La nouvelle compétence de demain est dite être l'adaptabilité. Ne serait-ce pas la figure du centaure qui prend place ?
Je suis en désaccord avec cette idée que l’adaptabilité soit la compétence de demain. "Il y avait une fois un caméléon, on l’a mis sur du vert et il est devenu vert, on l’a mis sur du bleu et il est devenu bleu (…) et puis, on l’a mis sur un plaid écossais et le caméléon a éclaté" », raconte Romain Gary. Aujourd’hui, plus que jamais, nous sommes à l’ère des injonctions contradictoires, alors s’adapter… c’est éclater ! Pour reprendre le bestiaire, le centaure n’est pas un caméléon qui s’adapte à tout et à n’importe quoi.
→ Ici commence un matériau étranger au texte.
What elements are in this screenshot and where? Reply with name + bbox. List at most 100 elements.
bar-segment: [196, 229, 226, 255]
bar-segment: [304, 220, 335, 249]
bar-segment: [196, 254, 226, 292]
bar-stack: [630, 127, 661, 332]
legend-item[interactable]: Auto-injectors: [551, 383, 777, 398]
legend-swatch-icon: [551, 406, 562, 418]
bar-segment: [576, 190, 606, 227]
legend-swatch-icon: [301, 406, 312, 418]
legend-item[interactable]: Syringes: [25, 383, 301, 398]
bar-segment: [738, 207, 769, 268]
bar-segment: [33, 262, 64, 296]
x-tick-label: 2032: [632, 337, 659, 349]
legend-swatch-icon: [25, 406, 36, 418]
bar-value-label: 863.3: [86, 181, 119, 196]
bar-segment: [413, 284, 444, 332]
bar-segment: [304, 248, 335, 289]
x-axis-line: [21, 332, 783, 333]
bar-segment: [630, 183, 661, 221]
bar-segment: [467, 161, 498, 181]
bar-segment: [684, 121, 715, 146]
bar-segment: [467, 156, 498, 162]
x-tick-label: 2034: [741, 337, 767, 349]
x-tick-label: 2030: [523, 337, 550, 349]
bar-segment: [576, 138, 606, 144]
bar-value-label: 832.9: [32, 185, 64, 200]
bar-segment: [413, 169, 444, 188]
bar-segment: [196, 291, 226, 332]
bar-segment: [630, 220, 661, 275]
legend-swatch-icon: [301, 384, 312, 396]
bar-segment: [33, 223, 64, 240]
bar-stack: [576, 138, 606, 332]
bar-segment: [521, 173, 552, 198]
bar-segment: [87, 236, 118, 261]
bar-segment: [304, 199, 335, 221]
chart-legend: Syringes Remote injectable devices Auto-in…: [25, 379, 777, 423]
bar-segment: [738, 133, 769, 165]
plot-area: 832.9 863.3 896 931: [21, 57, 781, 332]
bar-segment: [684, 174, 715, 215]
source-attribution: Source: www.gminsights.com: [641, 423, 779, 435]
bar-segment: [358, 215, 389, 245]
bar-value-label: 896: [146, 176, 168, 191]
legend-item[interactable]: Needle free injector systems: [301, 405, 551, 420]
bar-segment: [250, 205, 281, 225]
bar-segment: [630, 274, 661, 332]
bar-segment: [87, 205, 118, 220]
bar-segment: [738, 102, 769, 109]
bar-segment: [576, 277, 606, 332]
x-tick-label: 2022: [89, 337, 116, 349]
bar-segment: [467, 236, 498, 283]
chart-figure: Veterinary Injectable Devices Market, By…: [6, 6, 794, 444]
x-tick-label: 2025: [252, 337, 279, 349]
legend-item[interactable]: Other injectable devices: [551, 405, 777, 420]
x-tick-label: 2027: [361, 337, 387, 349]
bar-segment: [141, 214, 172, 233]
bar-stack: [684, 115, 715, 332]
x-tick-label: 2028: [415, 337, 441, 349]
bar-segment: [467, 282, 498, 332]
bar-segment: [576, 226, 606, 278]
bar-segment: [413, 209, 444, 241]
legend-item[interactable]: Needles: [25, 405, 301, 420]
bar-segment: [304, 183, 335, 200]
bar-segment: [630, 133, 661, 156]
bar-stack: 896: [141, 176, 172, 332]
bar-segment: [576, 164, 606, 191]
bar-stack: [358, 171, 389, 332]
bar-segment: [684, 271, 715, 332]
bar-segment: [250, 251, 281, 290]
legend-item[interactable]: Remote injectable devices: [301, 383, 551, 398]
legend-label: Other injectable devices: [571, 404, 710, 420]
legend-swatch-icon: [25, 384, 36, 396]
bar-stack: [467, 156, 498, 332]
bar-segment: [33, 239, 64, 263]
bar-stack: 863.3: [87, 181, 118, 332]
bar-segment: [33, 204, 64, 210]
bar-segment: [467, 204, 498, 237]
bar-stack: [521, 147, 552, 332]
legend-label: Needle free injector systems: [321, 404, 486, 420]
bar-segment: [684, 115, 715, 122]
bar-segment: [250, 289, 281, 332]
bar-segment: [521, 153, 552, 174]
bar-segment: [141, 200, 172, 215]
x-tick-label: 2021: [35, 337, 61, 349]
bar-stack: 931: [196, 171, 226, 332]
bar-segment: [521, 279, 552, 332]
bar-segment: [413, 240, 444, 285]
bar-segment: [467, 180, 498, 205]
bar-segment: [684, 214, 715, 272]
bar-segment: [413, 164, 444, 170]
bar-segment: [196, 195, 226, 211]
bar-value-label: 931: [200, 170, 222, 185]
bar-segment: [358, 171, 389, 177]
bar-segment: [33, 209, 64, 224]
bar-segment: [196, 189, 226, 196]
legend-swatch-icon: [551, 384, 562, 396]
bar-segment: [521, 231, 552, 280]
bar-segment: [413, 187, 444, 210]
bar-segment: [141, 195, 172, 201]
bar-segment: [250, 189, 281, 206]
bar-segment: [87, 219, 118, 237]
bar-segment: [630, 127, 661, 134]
Le centaure est un ingénieur qui crée sans cesse des ponts entre des mondes ; il n’attend pas passivement de savoir dans quel sens le vent tournera, il provoque le changement ! Il provoque les mariages improbables entre des mondes, des secteurs, des activités, des compétences qui, a priori, n’avaient pas grand-chose à voir ensemble et qui, réunies, permettent de créer quelque chose de nouveau : un tiers-usage, un tiers-service, un tiers-contrat, un tiers-lieu, une tierce manière de travailler. Le centaure est un créateur, avec une certaine dose de transgression, car il en faut pour réunir ce que l’usine de production de cases de notre cerveau avait artificiellement séparé. La compétence de demain sera la curiosité, – mère, à mes yeux, de toutes les valeurs, puisqu’elle entraîne dans son sillage la tolérance, l’esprit critique, le sens de l’autre, la remise en question de soi, l’humilité. La valeur d’un être humain (et d’une entreprise !), que ce soit dans sa vie personnelle, comme dans sa vie professionnelle, s’évaluera dans sa capacité à sortir de soi, de son identité professionnelle, pour s’intéresser à ce qui est radicalement différent de lui. L’un des plus grands penseurs du XXe siècle, Elias Canetti, écrivait que "la vie est un éternel rétrécissement (…), il faut donc jeter son ancre le plus loin possible".
Parvenir à "une tierce manière de travailler "... comment ne pas s'égarer ?
Ceux qui utilisent le terme d’hybridation pour signifier que c’est "ajouter du numérique à ce que je fais" ou faire du "présentiel et du distanciel" n’ont rien compris à la révolution de l’hybridation, qui ne saurait se réduire à cela ! Le "travail hybride" n’est pas un sujet numérique ; il interroge les frontières de l’entreprise, de l’administration, les frontières entre les métiers, les activités, les tâches, les frontières des catégories juridiques, la capacité à lutter contre une pulsion d’homogénéité qui enferme l’entreprise dans une culture interne tellement forte qu’elle est démunie face à l’altérité et à l’imprévisible ou encore la capacité d’une entreprise à ouvrir sa gouvernance et ses processus de décision. Je pense au contraire que l’égarement viendra s’il n’y a aucune remise en cause des manières actuelles de travailler ; on perçoit déjà cette menace avec la "Grande démission", l’essor du freelance et le mal-être croissant au travail. Cette tierce manière de travailler n’en est qu’à ses prémisses, il faudra du temps pour la construire.